今回は、「商品SKUコード」「商品名」「売価」の3つの項目を抽出しました。
【自動】1のプログラミングツールで指定したカラムを自動で抽出
↓
【自動】SKU順並び替えと差異抽出
抽出しただけでは抽出順、つまりページ順になっているためそれをSKU順に並び替え、加工します。また商品SKUコードをキーに異なった情報をチェックします。
※なお、一つの商品が複数のページにあることは問題ありません。商品SKUコードの重複ではなく、同一の商品SKUコードに差異がないか、をチェックします。
↓
【手動】差異確認と修正
差異を確認し、InDesignデータの修正を行います。
以下は実際にInDesignデータよりページ順に商品情報を抽出したExcel(既存ツールにて)を、商品SKUコード順に並び替え、同一商品SKUコードで内容が異なる箇所の背景色を変えて要確認箇所を可視化した表です。

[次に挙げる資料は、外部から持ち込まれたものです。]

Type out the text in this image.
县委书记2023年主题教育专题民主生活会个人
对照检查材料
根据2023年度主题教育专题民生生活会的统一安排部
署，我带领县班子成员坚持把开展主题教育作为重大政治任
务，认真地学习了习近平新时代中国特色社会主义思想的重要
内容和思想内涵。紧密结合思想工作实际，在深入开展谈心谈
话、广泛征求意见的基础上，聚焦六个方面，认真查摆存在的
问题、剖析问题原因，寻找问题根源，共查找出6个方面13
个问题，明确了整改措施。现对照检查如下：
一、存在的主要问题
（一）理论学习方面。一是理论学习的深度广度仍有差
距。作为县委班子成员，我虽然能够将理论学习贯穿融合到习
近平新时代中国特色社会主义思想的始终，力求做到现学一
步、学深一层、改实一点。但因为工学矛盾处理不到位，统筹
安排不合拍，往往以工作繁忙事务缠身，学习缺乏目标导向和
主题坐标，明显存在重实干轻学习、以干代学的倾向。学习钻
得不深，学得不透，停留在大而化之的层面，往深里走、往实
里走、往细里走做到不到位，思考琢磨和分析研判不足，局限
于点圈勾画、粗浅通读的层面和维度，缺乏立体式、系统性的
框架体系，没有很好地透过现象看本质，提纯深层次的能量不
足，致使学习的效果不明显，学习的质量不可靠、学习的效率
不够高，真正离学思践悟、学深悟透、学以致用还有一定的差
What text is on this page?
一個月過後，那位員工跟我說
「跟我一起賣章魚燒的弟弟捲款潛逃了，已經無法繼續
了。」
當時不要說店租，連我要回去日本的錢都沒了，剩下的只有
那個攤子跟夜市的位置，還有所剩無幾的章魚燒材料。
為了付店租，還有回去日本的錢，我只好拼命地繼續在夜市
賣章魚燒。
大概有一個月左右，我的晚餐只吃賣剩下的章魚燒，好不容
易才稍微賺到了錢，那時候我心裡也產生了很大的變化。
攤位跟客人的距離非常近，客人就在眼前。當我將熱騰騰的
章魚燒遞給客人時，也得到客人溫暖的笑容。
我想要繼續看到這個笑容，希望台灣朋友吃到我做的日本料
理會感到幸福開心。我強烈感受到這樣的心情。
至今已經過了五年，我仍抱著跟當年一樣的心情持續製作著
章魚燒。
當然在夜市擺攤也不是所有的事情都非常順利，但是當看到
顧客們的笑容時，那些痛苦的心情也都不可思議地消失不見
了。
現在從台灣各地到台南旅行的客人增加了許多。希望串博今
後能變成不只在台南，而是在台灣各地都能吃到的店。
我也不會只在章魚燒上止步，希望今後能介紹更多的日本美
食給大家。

こちらのプログラミングツールではお客様から提供される製品マスタデータに差異がないかをチェックします。
実際の流れは以下の通りです。
【自動】製品マスタデータの差異を可視化
商品SKUコードが同一にも関わらず価格が異なっている、商品名にスペースが入っているといった文字の揺らぎなどがあります。他にも製品マスタデータ内に存在する利益率などから異常値を検出し、アラートを出すことができます。
↓
【手動】必要レコード(行)をマーク
必要レコードをお客様がマーク列にチェックします。
↓
【自動】不要レコードの削除
お客様のチェック以外のレコード(不要レコード)を削除します。
以下は商品SKUコード順に並び替え、同一商品SKUコードで内容が異なる箇所の背景色を変えて要確認箇所を可視化した表です。「差異」列の「あり」の行を確認し、残す行を確定します。
Excelの製品マスタデータと、InDesignデータを突き合わせてデータの整合性がとれているかどうかのチェックを行います。
このようなフローを経て、チェック結果に問題がなければInDesignデータとExcelの最終チェック結果を納品します。
今回はDTP作業におけるミスを未然に防ぐためのExcelを用いたプログラミングツールについてご紹介しました。
実際に使用して良かったと思えた点は、影響する範囲に対して的確なアウトプットができた点です。
ただし現在、このプログラミングツールを使用するためにはエンジニアでしか分からないようなソースコードの塊のような状態のため、インターフェイスを整えて誰もが使用できる標準的なツールにすることが必要です。
今後ともよりミスが起こりにくく、誰でも簡単に扱えるプログラミングツールの開発を続けて参ります。